I "tipi ideali", vale a
dire i concetti generali di certe realtà storiche e sociali (cristianesimo,
capitalismo, ecc.; Stato, Chiesa, setta, ecc.) hanno un carattere utopico,
poiché indicano dei modelli razionali a cui si deve comparare la realtà per
poterla comprendere. Essi consentono alla scienza storica e sociale di
connettere razionalmente i processi storici e sociali.
Weber però sottolinea anche la tendenza dei processi di razionalizzazione della
vita a trasformarsi da mezzi in fini assoluti, rivoltandosi quindi contro
l'uomo e trasformandosi perciò in irrazionalità. La razionalizzazione del mondo
si profila quindi sempre più come un processo che chiude l'uomo in una sorta di
"gabbia d'acciaio" creata da lui medesimo: il guadagno, divenendo capitale,
da mezzo si trasforma in fine autonomo dotato di proprie leggi.

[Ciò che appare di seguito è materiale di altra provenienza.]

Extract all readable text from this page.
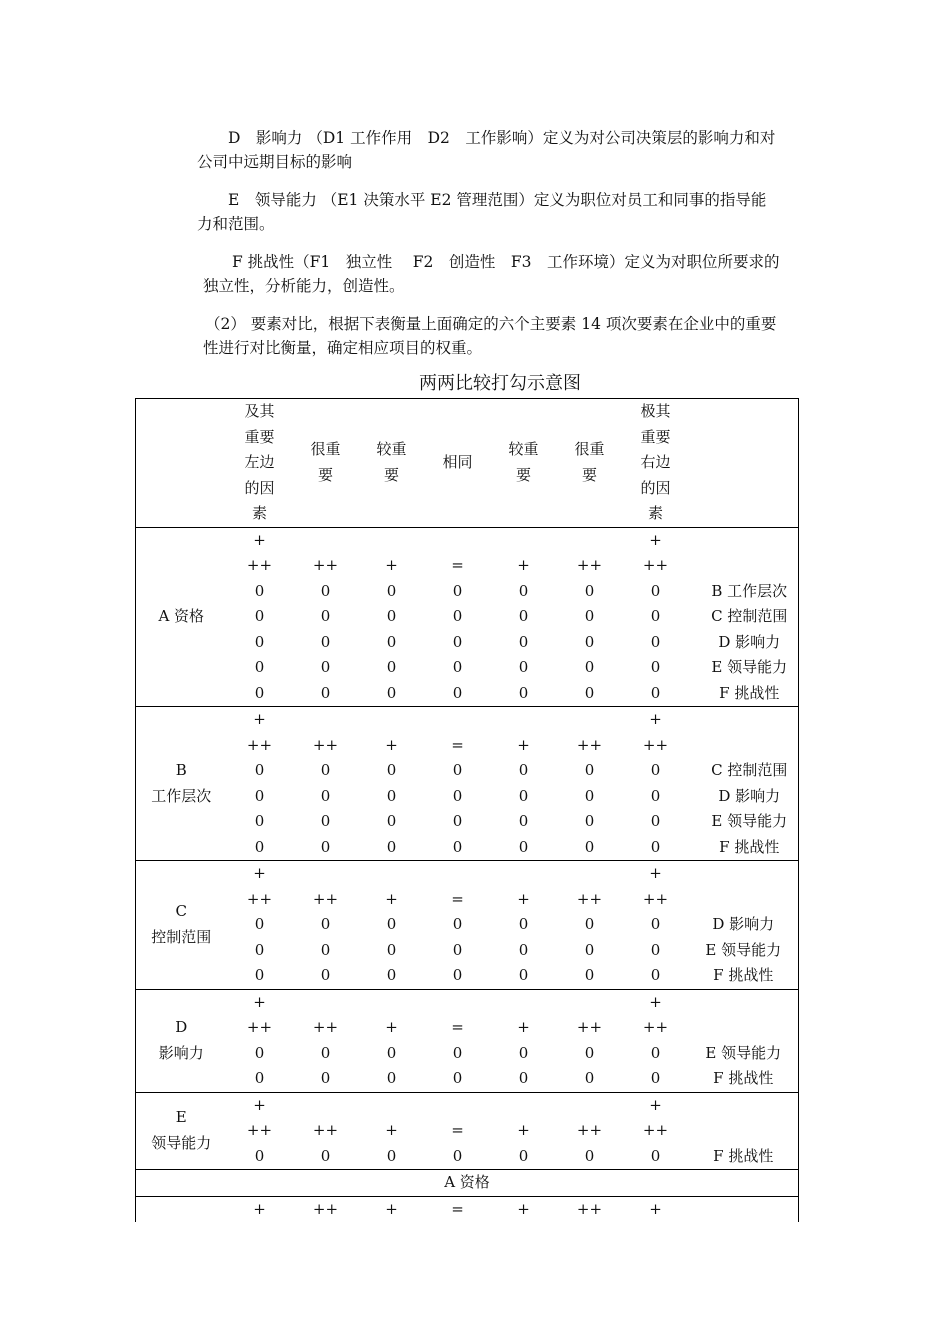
D　影响力 （D1 工作作用　D2　工作影响）定义为对公司决策层的影响力和对
公司中远期目标的影响

E　领导能力 （E1 决策水平 E2 管理范围）定义为职位对员工和同事的指导能
力和范围。

F 挑战性（F1　独立性　 F2　创造性　F3　工作环境）定义为对职位所要求的
独立性，分析能力，创造性。

（2） 要素对比，根据下表衡量上面确定的六个主要素 14 项次要素在企业中的重要
性进行对比衡量，确定相应项目的权重。

两两比较打勾示意图
	及其重要左边的因素	很重要	较重要	相同	较重要	很重要	极其重要右边的因素	
A 资格	+						+	
	++	++	+	=	+	++	++	
	0	0	0	0	0	0	0	B 工作层次
	0	0	0	0	0	0	0	C 控制范围
	0	0	0	0	0	0	0	D 影响力
	0	0	0	0	0	0	0	E 领导能力
	0	0	0	0	0	0	0	F 挑战性
B
工作层次	+						+	
	++	++	+	=	+	++	++	
	0	0	0	0	0	0	0	C 控制范围
	0	0	0	0	0	0	0	D 影响力
	0	0	0	0	0	0	0	E 领导能力
	0	0	0	0	0	0	0	F 挑战性
C
控制范围	+						+	
	++	++	+	=	+	++	++	
	0	0	0	0	0	0	0	D 影响力
	0	0	0	0	0	0	0	E 领导能力
	0	0	0	0	0	0	0	F 挑战性
D
影响力	+						+	
	++	++	+	=	+	++	++	
	0	0	0	0	0	0	0	E 领导能力
	0	0	0	0	0	0	0	F 挑战性
E
领导能力	+						+	
	++	++	+	=	+	++	++	
	0	0	0	0	0	0	0	F 挑战性
A 资格								
	+	++	+	=	+	++	+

Alla responsabilità della persona davanti a se stessa si sostituisce quella del
funzionario di fronte all'istituzione e si fa sempre più acuta la crisi dovuta
al contrasto tra i criteri a cui l'uomo obbedisce come specialista, come
professionista, e quelli a cui obbedisce come uomo.
A queste contraddizioni e crisi, provocate dalla razionalizzazione del mondo
tipica della civiltà europea moderna, non è possibile sfuggire; si tratta di comprendere
che la razionalità non è affatto l'opposto della libertà né questa libertà è
una scelta irrazionale, poiché nessuno è mai così libero come colui che muove
da un'esatta e consapevole conoscenza del rapporto tra fini e mezzi. Compito
dell'uomo non è sperare in un impossibile arresto o inversione del processo di
razionalizzazione, ma prenderne coscienza, al fine di muoversi al suo interno
con la maggiore consapevolezza possibile dei motivi ultimi del proprio agire.
Weber si spinge ancora avanti nell'analizzare le condizioni necessarie al buon
funzionamento del capitalismo. Oltre alla morale, indica quali fattori
essenziali, lo Stato di diritto, cioè un sistema di leggi certe e affidabili,
una burocrazia statale efficiente per applicarla.